Ma la differenza non è solo nel nome, bensì la rispettiva regolamentazione deriva da fonti diverse con inevitabili caratterizzazioni dell’un tipo rispetto all’altro. Certo è che la smaterializzazione del posto di lavoro fisso inteso come “postazione” e non tanto stabilità del rapporto sarà la nuova era dell’occupazione.
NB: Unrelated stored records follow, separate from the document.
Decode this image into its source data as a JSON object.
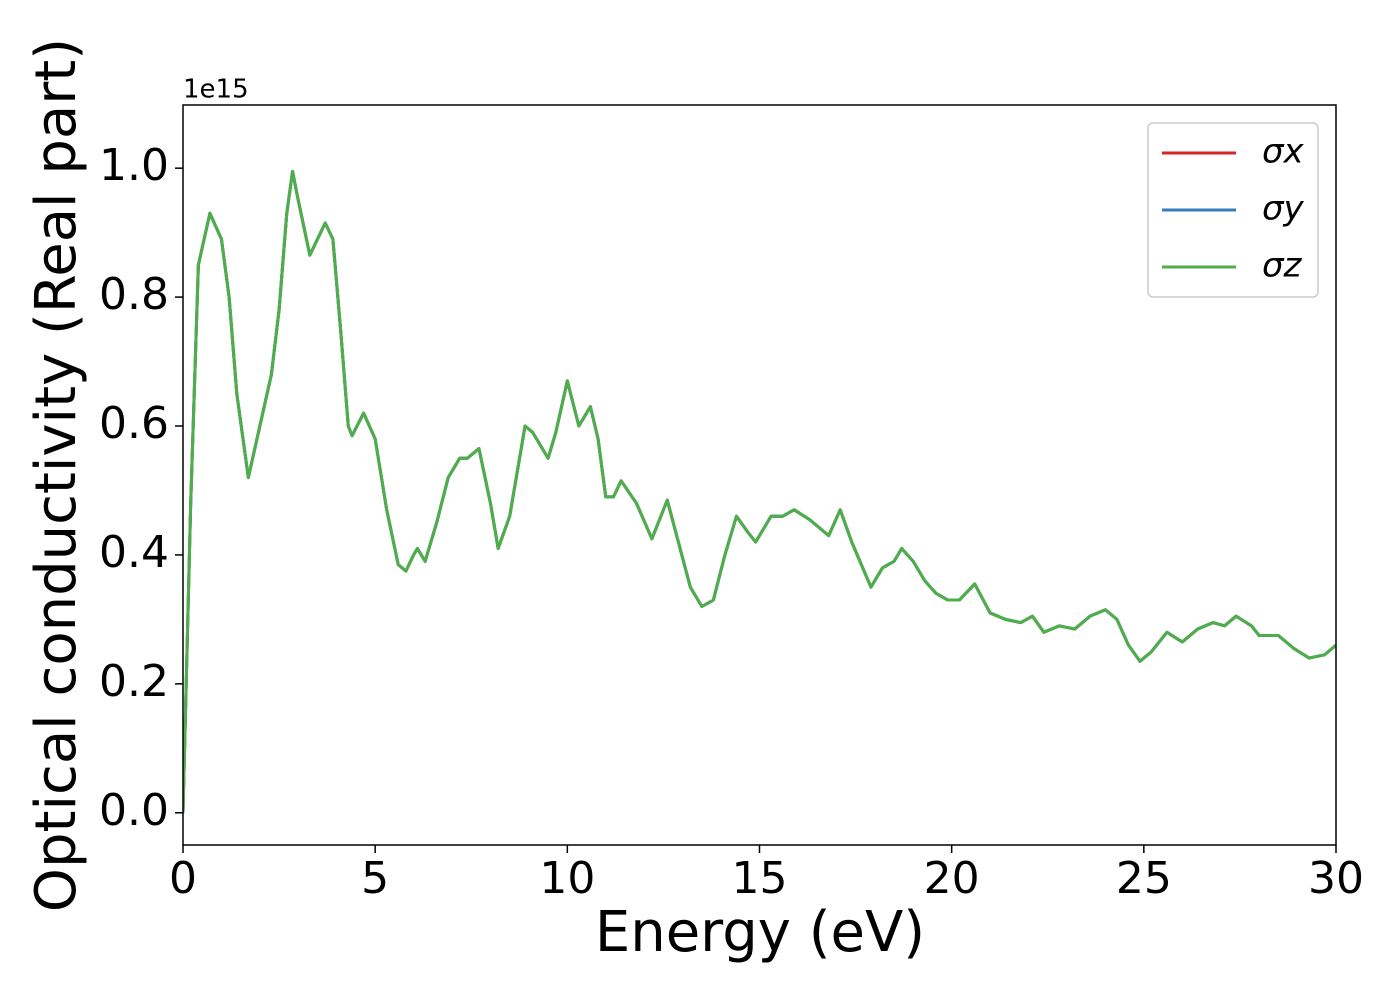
{
  "chart_data": {
    "type": "line",
    "xlabel": "Energy (eV)",
    "ylabel": "Optical conductivity (Real part)",
    "offset_label": "1e15",
    "x": [
      0,
      0.2,
      0.4,
      0.7,
      1.0,
      1.2,
      1.4,
      1.7,
      2.0,
      2.3,
      2.5,
      2.7,
      2.85,
      3.0,
      3.3,
      3.5,
      3.7,
      3.9,
      4.1,
      4.3,
      4.4,
      4.7,
      5.0,
      5.3,
      5.6,
      5.8,
      6.0,
      6.1,
      6.3,
      6.6,
      6.9,
      7.2,
      7.4,
      7.7,
      8.0,
      8.2,
      8.5,
      8.9,
      9.1,
      9.5,
      9.7,
      10.0,
      10.3,
      10.6,
      10.8,
      11.0,
      11.2,
      11.4,
      11.8,
      12.2,
      12.6,
      12.8,
      13.2,
      13.5,
      13.8,
      14.1,
      14.4,
      14.7,
      14.9,
      15.3,
      15.6,
      15.9,
      16.3,
      16.8,
      17.1,
      17.4,
      17.9,
      18.2,
      18.5,
      18.7,
      19.0,
      19.3,
      19.6,
      19.9,
      20.2,
      20.6,
      21.0,
      21.4,
      21.8,
      22.1,
      22.4,
      22.8,
      23.2,
      23.6,
      24.0,
      24.3,
      24.6,
      24.9,
      25.2,
      25.6,
      26.0,
      26.4,
      26.8,
      27.1,
      27.4,
      27.8,
      28.0,
      28.5,
      28.9,
      29.3,
      29.7,
      30.0
    ],
    "series": [
      {
        "name": "σx",
        "color": "#d62728",
        "values": [
          0,
          0.48,
          0.85,
          0.93,
          0.89,
          0.8,
          0.65,
          0.52,
          0.6,
          0.68,
          0.78,
          0.93,
          0.995,
          0.95,
          0.865,
          0.89,
          0.915,
          0.89,
          0.75,
          0.6,
          0.585,
          0.62,
          0.58,
          0.47,
          0.385,
          0.375,
          0.4,
          0.41,
          0.39,
          0.45,
          0.52,
          0.55,
          0.55,
          0.565,
          0.48,
          0.41,
          0.46,
          0.6,
          0.59,
          0.55,
          0.59,
          0.67,
          0.6,
          0.63,
          0.58,
          0.49,
          0.49,
          0.515,
          0.48,
          0.425,
          0.485,
          0.44,
          0.35,
          0.32,
          0.33,
          0.4,
          0.46,
          0.435,
          0.42,
          0.46,
          0.46,
          0.47,
          0.455,
          0.43,
          0.47,
          0.42,
          0.35,
          0.38,
          0.39,
          0.41,
          0.39,
          0.36,
          0.34,
          0.33,
          0.33,
          0.355,
          0.31,
          0.3,
          0.295,
          0.305,
          0.28,
          0.29,
          0.285,
          0.305,
          0.315,
          0.3,
          0.26,
          0.235,
          0.25,
          0.28,
          0.265,
          0.285,
          0.295,
          0.29,
          0.305,
          0.29,
          0.275,
          0.275,
          0.255,
          0.24,
          0.245,
          0.26
        ]
      },
      {
        "name": "σy",
        "color": "#377eb8",
        "values": [
          0,
          0.48,
          0.85,
          0.93,
          0.89,
          0.8,
          0.65,
          0.52,
          0.6,
          0.68,
          0.78,
          0.93,
          0.995,
          0.95,
          0.865,
          0.89,
          0.915,
          0.89,
          0.75,
          0.6,
          0.585,
          0.62,
          0.58,
          0.47,
          0.385,
          0.375,
          0.4,
          0.41,
          0.39,
          0.45,
          0.52,
          0.55,
          0.55,
          0.565,
          0.48,
          0.41,
          0.46,
          0.6,
          0.59,
          0.55,
          0.59,
          0.67,
          0.6,
          0.63,
          0.58,
          0.49,
          0.49,
          0.515,
          0.48,
          0.425,
          0.485,
          0.44,
          0.35,
          0.32,
          0.33,
          0.4,
          0.46,
          0.435,
          0.42,
          0.46,
          0.46,
          0.47,
          0.455,
          0.43,
          0.47,
          0.42,
          0.35,
          0.38,
          0.39,
          0.41,
          0.39,
          0.36,
          0.34,
          0.33,
          0.33,
          0.355,
          0.31,
          0.3,
          0.295,
          0.305,
          0.28,
          0.29,
          0.285,
          0.305,
          0.315,
          0.3,
          0.26,
          0.235,
          0.25,
          0.28,
          0.265,
          0.285,
          0.295,
          0.29,
          0.305,
          0.29,
          0.275,
          0.275,
          0.255,
          0.24,
          0.245,
          0.26
        ]
      },
      {
        "name": "σz",
        "color": "#4daf4a",
        "values": [
          0,
          0.48,
          0.85,
          0.93,
          0.89,
          0.8,
          0.65,
          0.52,
          0.6,
          0.68,
          0.78,
          0.93,
          0.995,
          0.95,
          0.865,
          0.89,
          0.915,
          0.89,
          0.75,
          0.6,
          0.585,
          0.62,
          0.58,
          0.47,
          0.385,
          0.375,
          0.4,
          0.41,
          0.39,
          0.45,
          0.52,
          0.55,
          0.55,
          0.565,
          0.48,
          0.41,
          0.46,
          0.6,
          0.59,
          0.55,
          0.59,
          0.67,
          0.6,
          0.63,
          0.58,
          0.49,
          0.49,
          0.515,
          0.48,
          0.425,
          0.485,
          0.44,
          0.35,
          0.32,
          0.33,
          0.4,
          0.46,
          0.435,
          0.42,
          0.46,
          0.46,
          0.47,
          0.455,
          0.43,
          0.47,
          0.42,
          0.35,
          0.38,
          0.39,
          0.41,
          0.39,
          0.36,
          0.34,
          0.33,
          0.33,
          0.355,
          0.31,
          0.3,
          0.295,
          0.305,
          0.28,
          0.29,
          0.285,
          0.305,
          0.315,
          0.3,
          0.26,
          0.235,
          0.25,
          0.28,
          0.265,
          0.285,
          0.295,
          0.29,
          0.305,
          0.29,
          0.275,
          0.275,
          0.255,
          0.24,
          0.245,
          0.26
        ]
      }
    ],
    "xlim": [
      0,
      30
    ],
    "xticks": [
      0,
      5,
      10,
      15,
      20,
      25,
      30
    ],
    "ylim": [
      -0.05,
      1.098
    ],
    "yticks": [
      {
        "value": 0,
        "label": "0.0"
      },
      0.2,
      0.4,
      0.6,
      0.8,
      {
        "value": 1,
        "label": "1.0"
      }
    ],
    "grid": false,
    "legend": "upper right"
  }
}
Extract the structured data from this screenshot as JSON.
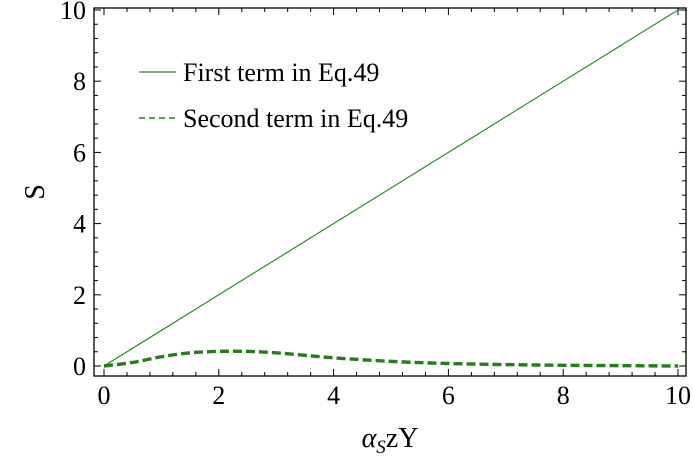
{
  "chart_data": {
    "type": "line",
    "xlabel_greek": "α",
    "xlabel_sub": "S",
    "xlabel_rest": "zY",
    "ylabel": "S",
    "xlim": [
      0,
      10
    ],
    "ylim": [
      0,
      10
    ],
    "x_ticks": [
      0,
      2,
      4,
      6,
      8,
      10
    ],
    "y_ticks": [
      0,
      2,
      4,
      6,
      8,
      10
    ],
    "legend_position": "top-left",
    "series": [
      {
        "name": "First term in Eq.49",
        "style": "solid",
        "color": "#2e8b2e",
        "x": [
          0,
          10
        ],
        "y": [
          0,
          10
        ]
      },
      {
        "name": "Second term in Eq.49",
        "style": "dashed",
        "color": "#2a7a1e",
        "x": [
          0,
          0.5,
          1,
          1.5,
          2,
          2.5,
          3,
          3.5,
          4,
          5,
          6,
          7,
          8,
          9,
          10
        ],
        "y": [
          0,
          0.1,
          0.26,
          0.37,
          0.41,
          0.41,
          0.37,
          0.3,
          0.23,
          0.13,
          0.07,
          0.04,
          0.02,
          0.01,
          0.0
        ]
      }
    ]
  }
}
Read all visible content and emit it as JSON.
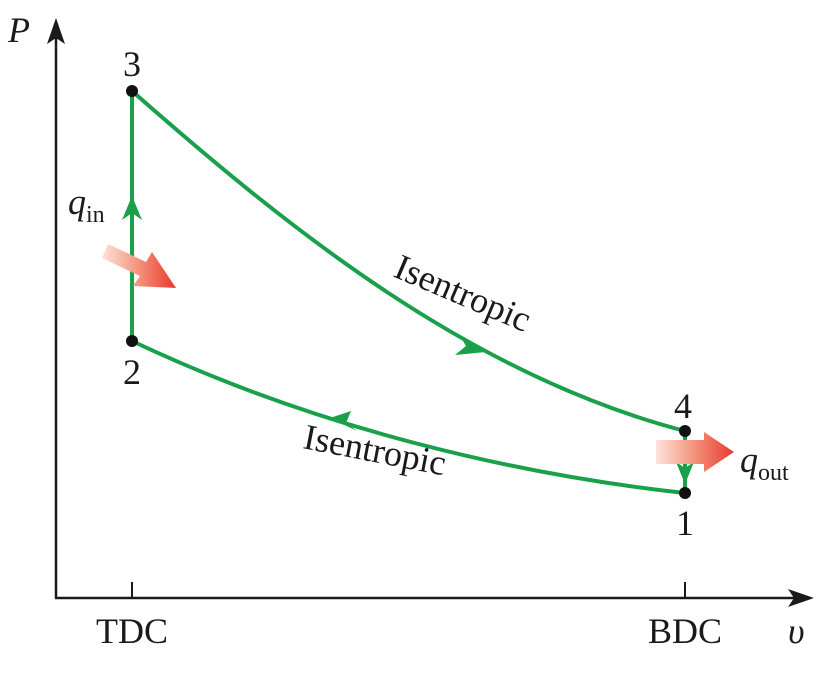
{
  "axes": {
    "y_label": "P",
    "x_label": "υ",
    "x_ticks": [
      "TDC",
      "BDC"
    ]
  },
  "states": {
    "s1": "1",
    "s2": "2",
    "s3": "3",
    "s4": "4"
  },
  "heat": {
    "q_in_symbol": "q",
    "q_in_sub": "in",
    "q_out_symbol": "q",
    "q_out_sub": "out"
  },
  "processes": {
    "expansion_label": "Isentropic",
    "compression_label": "Isentropic"
  },
  "colors": {
    "cycle": "#1aa04a",
    "heat_arrow": "#e8392c",
    "axis": "#1a1a1a"
  }
}
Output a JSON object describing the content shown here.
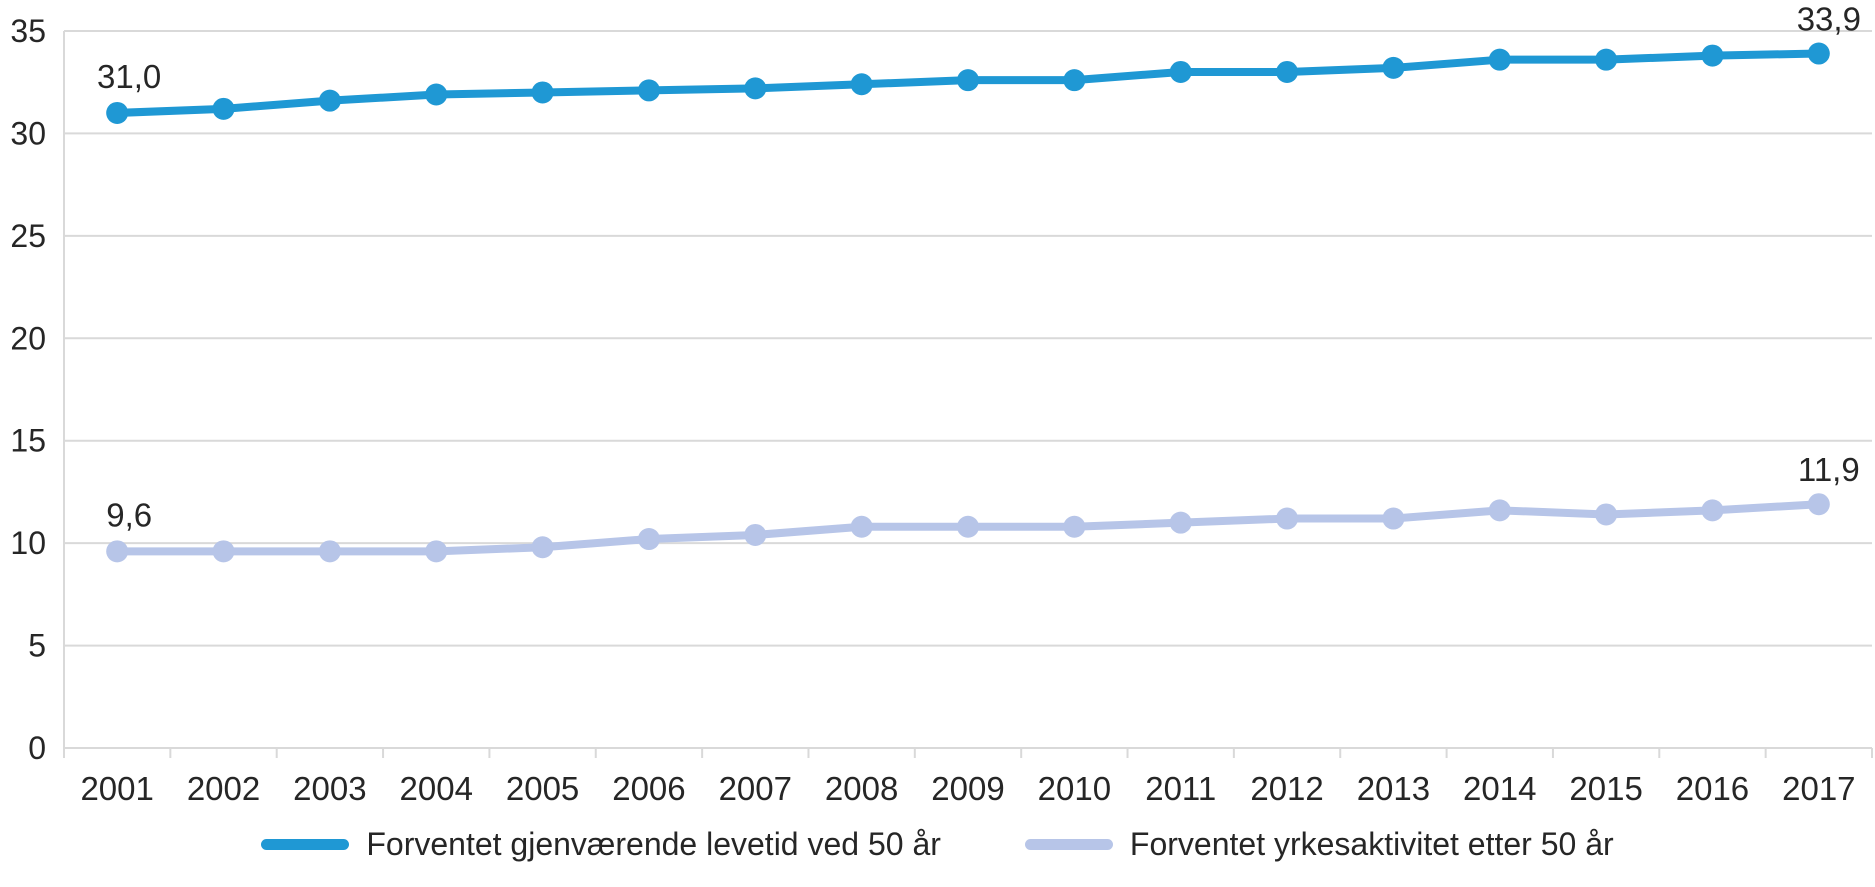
{
  "chart_data": {
    "type": "line",
    "title": "",
    "x": [
      "2001",
      "2002",
      "2003",
      "2004",
      "2005",
      "2006",
      "2007",
      "2008",
      "2009",
      "2010",
      "2011",
      "2012",
      "2013",
      "2014",
      "2015",
      "2016",
      "2017"
    ],
    "ylim": [
      0,
      35
    ],
    "ytick_step": 5,
    "ytick_labels": [
      "0",
      "5",
      "10",
      "15",
      "20",
      "25",
      "30",
      "35"
    ],
    "grid": true,
    "legend_position": "bottom",
    "gridline_color": "#d9d9d9",
    "axis_text_color": "#262626",
    "series": [
      {
        "name": "Forventet gjenværende levetid ved 50 år",
        "color": "#1f98d4",
        "values": [
          31.0,
          31.2,
          31.6,
          31.9,
          32.0,
          32.1,
          32.2,
          32.4,
          32.6,
          32.6,
          33.0,
          33.0,
          33.2,
          33.6,
          33.6,
          33.8,
          33.9
        ],
        "endpoint_labels": {
          "first": "31,0",
          "last": "33,9"
        }
      },
      {
        "name": "Forventet yrkesaktivitet etter 50 år",
        "color": "#b7c5e8",
        "values": [
          9.6,
          9.6,
          9.6,
          9.6,
          9.8,
          10.2,
          10.4,
          10.8,
          10.8,
          10.8,
          11.0,
          11.2,
          11.2,
          11.6,
          11.4,
          11.6,
          11.9
        ],
        "endpoint_labels": {
          "first": "9,6",
          "last": "11,9"
        }
      }
    ]
  }
}
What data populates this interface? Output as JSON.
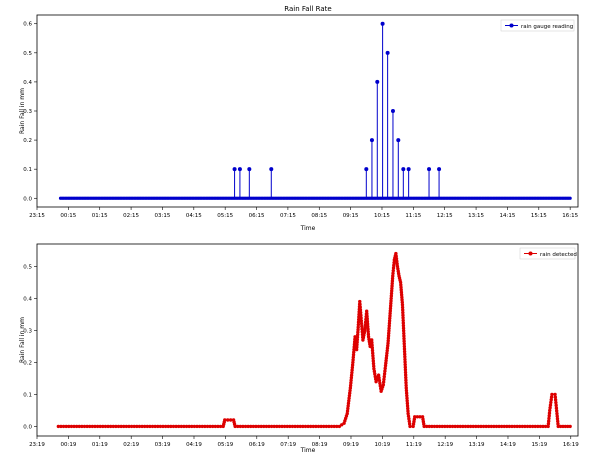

Smart working e home working, o meglio lavoro agile e telelavoro per dirla nella lingua madre, sono e saranno gli strumenti ai quali le aziende sempre più guarderanno per organizzare la loro attività contraendo i costi fissi. Per meglio comprendere la diversità formale delle due tipologie di prestazioni lavorative, è necessario addentrarsi nelle rispettive norme costitutive. Purtroppo, per taluni, che le amiamo o le odiamo ormai non si può più vivere senza certe parole nel linguaggio di tutti i giorni, perché mancherebbero degli strumenti comunicativi fondamentali.

Non resta quindi che integrare la nostra lingua con questi nuovi termini e renderli nostri, sigh! magari pronunciandoli in modo tutto italiano, ma per talune comunque evitando di pronunciarle (governatori-lockdown) perché migliori o esatte in italiano.